ホルムズ海峡の“再封鎖”が懸念されるなか、化学メーカーの業界団体である石油化学工業協会は「原料の調達は安定している」として、当面は平年並みの供給を維持できるとの見通しを示しました。
石油化学工業協会によりますと、6月の「エチレン」の生産量は前の月から11.1%減って28万9100トンでした。工場の設備を止めて行う点検や修理が重なったことが要因としています。
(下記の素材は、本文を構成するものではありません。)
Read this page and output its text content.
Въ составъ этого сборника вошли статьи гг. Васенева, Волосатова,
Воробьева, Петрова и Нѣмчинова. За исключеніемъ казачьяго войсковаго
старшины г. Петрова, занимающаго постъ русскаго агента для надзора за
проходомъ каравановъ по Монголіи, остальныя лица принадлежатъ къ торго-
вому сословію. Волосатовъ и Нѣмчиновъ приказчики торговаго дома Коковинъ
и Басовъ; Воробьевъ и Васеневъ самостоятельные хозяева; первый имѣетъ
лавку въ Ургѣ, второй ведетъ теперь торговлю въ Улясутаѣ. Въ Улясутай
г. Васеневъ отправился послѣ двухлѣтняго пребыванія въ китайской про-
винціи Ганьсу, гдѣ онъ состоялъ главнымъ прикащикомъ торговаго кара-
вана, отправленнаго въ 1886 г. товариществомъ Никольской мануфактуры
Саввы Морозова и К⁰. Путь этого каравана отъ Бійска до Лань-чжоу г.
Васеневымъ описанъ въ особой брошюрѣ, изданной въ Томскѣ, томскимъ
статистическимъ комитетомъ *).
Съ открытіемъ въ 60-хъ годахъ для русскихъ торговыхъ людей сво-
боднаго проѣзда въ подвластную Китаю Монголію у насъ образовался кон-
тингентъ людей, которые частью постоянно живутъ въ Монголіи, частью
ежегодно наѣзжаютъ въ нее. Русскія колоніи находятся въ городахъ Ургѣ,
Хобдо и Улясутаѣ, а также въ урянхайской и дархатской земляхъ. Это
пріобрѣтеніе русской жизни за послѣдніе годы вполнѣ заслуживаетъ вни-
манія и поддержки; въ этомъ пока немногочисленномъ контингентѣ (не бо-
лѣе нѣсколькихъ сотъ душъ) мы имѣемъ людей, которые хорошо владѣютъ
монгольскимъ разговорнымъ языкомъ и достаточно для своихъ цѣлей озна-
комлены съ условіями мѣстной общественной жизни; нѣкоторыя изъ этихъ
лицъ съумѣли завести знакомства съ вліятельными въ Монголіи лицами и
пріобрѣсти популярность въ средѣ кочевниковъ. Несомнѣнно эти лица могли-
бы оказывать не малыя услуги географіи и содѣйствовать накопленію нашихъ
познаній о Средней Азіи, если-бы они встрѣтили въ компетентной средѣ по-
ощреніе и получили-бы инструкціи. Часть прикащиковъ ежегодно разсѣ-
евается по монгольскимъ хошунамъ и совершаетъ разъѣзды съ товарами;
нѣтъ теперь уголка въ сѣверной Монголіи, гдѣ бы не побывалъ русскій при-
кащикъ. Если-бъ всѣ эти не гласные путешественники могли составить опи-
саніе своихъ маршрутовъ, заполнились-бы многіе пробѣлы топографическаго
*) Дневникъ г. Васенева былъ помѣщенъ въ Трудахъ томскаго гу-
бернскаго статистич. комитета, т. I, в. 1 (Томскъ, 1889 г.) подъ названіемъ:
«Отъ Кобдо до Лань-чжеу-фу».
一方、「ポリエチレン」や「ポリプロピレン」など主要4樹脂の出荷は、5月の大型連休で減っていた出荷が回復したことなどから、前の月を上回りました。
また、ホルムズ海峡の“再封鎖”が懸念されるなか、原料の「ナフサ」の調達について筑本会長は…
石油化学工業協会 筑本学 会長
「3月、4月のような危機的な状況というのは我々想定しておりません。アップダウンはあると思いますけれども、比較的、ナフサのホルムズ以外からの調達が安定してきていますので」
そのうえで、「国内需要を満たす石油化学製品の生産に必要な原料を確保している」と述べました。
また、ナフサ由来の製品の在庫についても3か月分を確保していて、協会は「直ちに供給が困難となる状況ではなく、7月以降も平年並みの供給を維持していく」としています。